(Getty Images/ Ramin Talaie)
  • A downgrade by rating agency Moody's would push South Africa's borrowing interest bill higher. 
  • But President Cyril Ramaphosa has done enough to avoid the downgrade. 
  • Without the support of Moody's, billions of rand would have been forced to leave the country.


A downgrade by ratings agency Moody's tonight, although unlikely, would spell disaster for the country.

And that’s precisely why it won’t happen.

It would send government's already overstretched annual interest bill of R180bn on existing borrowing even higher and make it increasingly difficult for it and businesses to raise money in capital markets. It would put paid to the current surge in optimism sweeping the country after Cyril Ramaphosa’s successful ousting of Jacob Zuma from power and would have negative consequences for all South Africans.

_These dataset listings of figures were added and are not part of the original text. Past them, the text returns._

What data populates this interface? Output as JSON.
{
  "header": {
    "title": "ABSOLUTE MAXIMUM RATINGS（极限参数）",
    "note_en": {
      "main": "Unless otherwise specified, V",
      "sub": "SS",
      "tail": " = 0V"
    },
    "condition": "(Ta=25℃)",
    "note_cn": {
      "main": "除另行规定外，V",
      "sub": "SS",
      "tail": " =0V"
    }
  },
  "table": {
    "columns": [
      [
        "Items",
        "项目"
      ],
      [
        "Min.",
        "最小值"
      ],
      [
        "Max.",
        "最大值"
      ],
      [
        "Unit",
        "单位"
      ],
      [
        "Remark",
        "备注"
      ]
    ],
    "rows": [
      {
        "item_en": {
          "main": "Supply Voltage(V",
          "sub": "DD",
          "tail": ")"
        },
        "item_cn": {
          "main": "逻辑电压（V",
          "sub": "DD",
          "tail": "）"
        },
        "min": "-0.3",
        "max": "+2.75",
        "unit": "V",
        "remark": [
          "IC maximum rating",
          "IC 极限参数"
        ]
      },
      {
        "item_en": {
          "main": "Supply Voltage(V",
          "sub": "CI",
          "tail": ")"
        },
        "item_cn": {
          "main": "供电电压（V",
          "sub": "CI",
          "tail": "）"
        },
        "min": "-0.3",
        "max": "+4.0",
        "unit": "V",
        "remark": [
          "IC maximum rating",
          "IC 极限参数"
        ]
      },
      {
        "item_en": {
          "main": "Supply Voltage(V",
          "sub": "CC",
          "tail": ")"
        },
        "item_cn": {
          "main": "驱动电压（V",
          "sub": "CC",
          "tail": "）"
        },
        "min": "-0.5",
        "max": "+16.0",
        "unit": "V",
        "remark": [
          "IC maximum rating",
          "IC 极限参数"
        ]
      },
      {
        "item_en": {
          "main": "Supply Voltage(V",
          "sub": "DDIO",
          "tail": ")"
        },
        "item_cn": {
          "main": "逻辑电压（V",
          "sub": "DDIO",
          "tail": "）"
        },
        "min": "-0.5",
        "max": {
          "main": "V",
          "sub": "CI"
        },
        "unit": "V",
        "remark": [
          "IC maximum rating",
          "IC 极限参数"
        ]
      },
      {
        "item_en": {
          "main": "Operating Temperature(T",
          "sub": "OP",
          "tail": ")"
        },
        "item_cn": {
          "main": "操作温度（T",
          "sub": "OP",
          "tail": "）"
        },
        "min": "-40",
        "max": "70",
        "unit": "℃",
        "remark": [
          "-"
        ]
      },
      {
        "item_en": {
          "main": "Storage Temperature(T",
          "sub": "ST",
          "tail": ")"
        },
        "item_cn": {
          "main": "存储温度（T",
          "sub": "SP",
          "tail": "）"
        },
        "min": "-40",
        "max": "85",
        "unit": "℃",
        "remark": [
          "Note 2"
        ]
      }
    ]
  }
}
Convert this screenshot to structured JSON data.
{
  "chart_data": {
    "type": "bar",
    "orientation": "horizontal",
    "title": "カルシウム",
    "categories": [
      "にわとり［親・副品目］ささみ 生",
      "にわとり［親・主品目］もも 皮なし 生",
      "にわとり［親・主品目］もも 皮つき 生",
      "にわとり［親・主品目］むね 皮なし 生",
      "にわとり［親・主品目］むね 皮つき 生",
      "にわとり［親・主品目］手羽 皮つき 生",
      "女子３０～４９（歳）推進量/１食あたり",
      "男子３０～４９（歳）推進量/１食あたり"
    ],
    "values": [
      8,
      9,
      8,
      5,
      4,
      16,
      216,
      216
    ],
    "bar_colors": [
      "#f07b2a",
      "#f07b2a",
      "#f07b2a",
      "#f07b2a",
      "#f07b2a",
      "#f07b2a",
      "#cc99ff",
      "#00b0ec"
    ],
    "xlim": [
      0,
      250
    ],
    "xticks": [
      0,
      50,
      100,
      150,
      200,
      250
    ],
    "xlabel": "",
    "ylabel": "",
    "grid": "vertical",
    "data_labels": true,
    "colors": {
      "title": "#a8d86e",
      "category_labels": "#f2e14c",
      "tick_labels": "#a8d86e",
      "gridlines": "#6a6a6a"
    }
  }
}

The reality is the new Ramaphosa administration has done enough to convince Moody's that it means business in restoring the country’s economic credibility.

Politics and business make uneasy bedfellows but their fortunes are always intertwined.

Retiring Investec CEO Stephen Koseff recalls negotiating a deal in the early 90s with then Barclays chairman Andrew Buxton. FW de Klerk had just called a referendum on whether his government should continue with peaceful negotiations with the ANC or not. Buxton told Koseff that the deal they were poised to sign was dependent on the country delivering a “Yes” vote. As it turned out, 68% of white South Africans who participated in the vote chose change - and with that the path to democracy was secured and Investec gained a beachhead in the UK, which it has used effectively to become one of its biggest wealth managers in that country over the past quarter of a century.

In South Africa, stable politics is a key determinant of economic and business success. 

It’s increasingly apparent that President Cyril Ramaphosa has used the three months since his election as ANC leader, and the exit of the former president Jacob Zuma, from office a month ago, to restore sufficient confidence to avert the slide.

Moody's is likely to leave its assessment of South Africa’s economic prospects unchanged when it makes its announcement later tonight. Despite worries about the uncertainty around land reform and the shape of the economy into the future, Moody's is likely to take into account the significant positive steps the new administration has taken by putting reliable pairs of hands in charge of critical economic ministries and the changes wrought at the bottomless money pits at Eskom and SAA.

A downgrade by Moody's would confirm the position taken already by Fitch and S&P Global to downgrade South Africa to sub-investment grade. Moody's is the last of the big three global ratings agencies to list South Africa as “investment grade” and its patience and trust that despite the country’s fractious descent toward socio-political meltdown, has allowed it to retain its precarious grasp on investment grade.

Without the support of Moody's, billions of rand would have been forced to leave the country by now. Moody's is likely to continue that support. Neither it, nor the many investors who are guided by ratings agency pronouncements on countries, want to see South Africa fail.

A downgrade tonight could prove to be a tipping point. The first thing to go would be the rand, which in turn would push up inflation, and despite this week's 4% inflation number and stronger rand which point to as much as a 50 basis point cut in interest rates next week, the recovery would stall.

So much is riding on Moody's. Trust they will do the right thing and that we might just pull ourselves back from the brink of disaster.